İşkoliklik ile bireysel başarı değişkenler arasında ilişkinin yönünü ve gücünü belirlemek  amacıyla  Correlations  tablosu  incelendiğinde;  işkoliklik  ile  bireysel  başarı  arasındaki  ilişkinin  yönü  bakımından  doğrusal  bir  ilişkinin  olduğu,  gücü  bakımından  güclü  bir  ilişkinin olduğu, yani bireylerde işkoliklik eğilim artıkça bireysel başarı yüzdesinin artığı  (r=0,239) ve bulunan bu ilişkinin 0,01 düzeyinde  istatistiksel olarak anlamlı bulunduğu  elde edilmiştir. (H6) Hipotezinin doğrulanmadığı görülmektedir. 

H6  Hipotezinin  doğrulanmamasının  nedeni;  ankete  katılan  deneklerin  %64’ünün 

çalışma  neticesinde  iş  bölümlemelerini  iyi  yaparak  iş  doyumlarının  yüksek  olup  işten  zevk  duymaları,  hasta  rahatsız  olduklarında  işe  gitmeyerek  dinlenmeleri,  alkol  ve  uyuşturucu  maddelerden  uzak  durdukları  sonucunda  işte  ki  verimlilikleri  artığından  bireysel başarılarının artığı görülmektedir. 

İşkoliklik ile duyarsızlaşma değişkenler arasında ilişkinin yönünü ve gücünü belirlemek  amacıyla  Correlations  tablosu  incelendiğinde;  işkoliklik  ile  duyarsızlaşma  arasındaki  ilişkinin  yönü  bakımından  doğrusal  bir  ilişkinin  olduğu,  gücü  bakımından  zayıf  bir  ilişkinin olduğu, yani bireylerde işkoliklik eğilim artıkça duygusal tükenmişlik yüzdesinin  artığı  (r=0,217)  ve  bulunan    bu  ilişkinin  0,01  düzeyinde  istatistiksel  olarak  anlamlı  bulunduğu elde edilmiştir. (H7) Hipotezinin doğrulandığı görülmektedir. 

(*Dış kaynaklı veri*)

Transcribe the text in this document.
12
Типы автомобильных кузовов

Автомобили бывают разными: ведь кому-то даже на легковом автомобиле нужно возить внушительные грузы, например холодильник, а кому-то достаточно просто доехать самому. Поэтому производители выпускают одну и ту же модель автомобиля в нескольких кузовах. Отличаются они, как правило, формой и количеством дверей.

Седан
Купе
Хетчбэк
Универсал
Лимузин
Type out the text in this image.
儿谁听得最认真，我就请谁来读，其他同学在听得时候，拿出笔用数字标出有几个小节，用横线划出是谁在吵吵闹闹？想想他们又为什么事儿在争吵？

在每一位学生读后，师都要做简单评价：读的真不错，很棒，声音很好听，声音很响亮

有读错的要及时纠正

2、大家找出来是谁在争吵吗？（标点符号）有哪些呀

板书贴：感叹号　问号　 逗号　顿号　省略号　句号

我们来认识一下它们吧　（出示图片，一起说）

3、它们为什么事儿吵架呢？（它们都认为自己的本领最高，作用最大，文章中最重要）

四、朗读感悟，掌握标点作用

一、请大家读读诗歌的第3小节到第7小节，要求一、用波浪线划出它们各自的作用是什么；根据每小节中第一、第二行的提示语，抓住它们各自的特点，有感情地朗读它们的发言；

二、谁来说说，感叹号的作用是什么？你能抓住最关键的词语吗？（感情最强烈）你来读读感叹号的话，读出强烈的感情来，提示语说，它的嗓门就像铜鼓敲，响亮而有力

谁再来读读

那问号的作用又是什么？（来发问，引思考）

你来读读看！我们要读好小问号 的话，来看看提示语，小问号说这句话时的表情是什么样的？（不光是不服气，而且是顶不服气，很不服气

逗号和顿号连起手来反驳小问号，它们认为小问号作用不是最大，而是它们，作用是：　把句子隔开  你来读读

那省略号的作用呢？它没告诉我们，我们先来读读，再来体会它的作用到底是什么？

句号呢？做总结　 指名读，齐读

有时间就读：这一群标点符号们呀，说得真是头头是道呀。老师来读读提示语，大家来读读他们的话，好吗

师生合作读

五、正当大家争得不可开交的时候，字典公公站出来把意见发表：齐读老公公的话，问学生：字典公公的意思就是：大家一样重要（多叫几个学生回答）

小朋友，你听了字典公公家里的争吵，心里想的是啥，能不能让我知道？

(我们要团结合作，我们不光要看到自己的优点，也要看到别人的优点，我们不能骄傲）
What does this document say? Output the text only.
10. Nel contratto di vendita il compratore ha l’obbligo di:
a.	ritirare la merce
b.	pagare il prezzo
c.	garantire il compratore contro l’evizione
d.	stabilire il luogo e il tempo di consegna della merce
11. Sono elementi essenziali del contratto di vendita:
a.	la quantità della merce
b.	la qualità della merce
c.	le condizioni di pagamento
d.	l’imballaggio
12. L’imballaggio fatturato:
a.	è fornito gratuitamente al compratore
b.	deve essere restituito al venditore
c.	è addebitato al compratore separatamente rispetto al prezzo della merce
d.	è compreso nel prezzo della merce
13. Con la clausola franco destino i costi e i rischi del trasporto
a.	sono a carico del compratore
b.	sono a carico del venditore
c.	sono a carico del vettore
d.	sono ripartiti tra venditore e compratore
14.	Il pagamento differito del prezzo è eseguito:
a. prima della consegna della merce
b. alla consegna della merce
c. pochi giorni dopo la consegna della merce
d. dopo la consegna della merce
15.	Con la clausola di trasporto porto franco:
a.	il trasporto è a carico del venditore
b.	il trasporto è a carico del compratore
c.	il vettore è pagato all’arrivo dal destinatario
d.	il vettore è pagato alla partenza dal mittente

İşkolik  eğilimi  yüksek  olan  bireylerin  zihinlerinin  sürekli  işle  meşgul  olası  sonucunda  kişinin  hizmet  verdiklerine  ve  ilgi  bekleyen  aile  ve  yakın  çevrelerine  karşı  bu  kişilerin  kendilerine özgü birer birey olduklarının dikkate almaksızın duygudan yoksun biçimde  tutum ve davranışlar sergileyebilirler ve de işlerine karşı olumsuz tutum geliştirmeleri  neticesinde duyarsızlık yaşadıkları görülmektedir.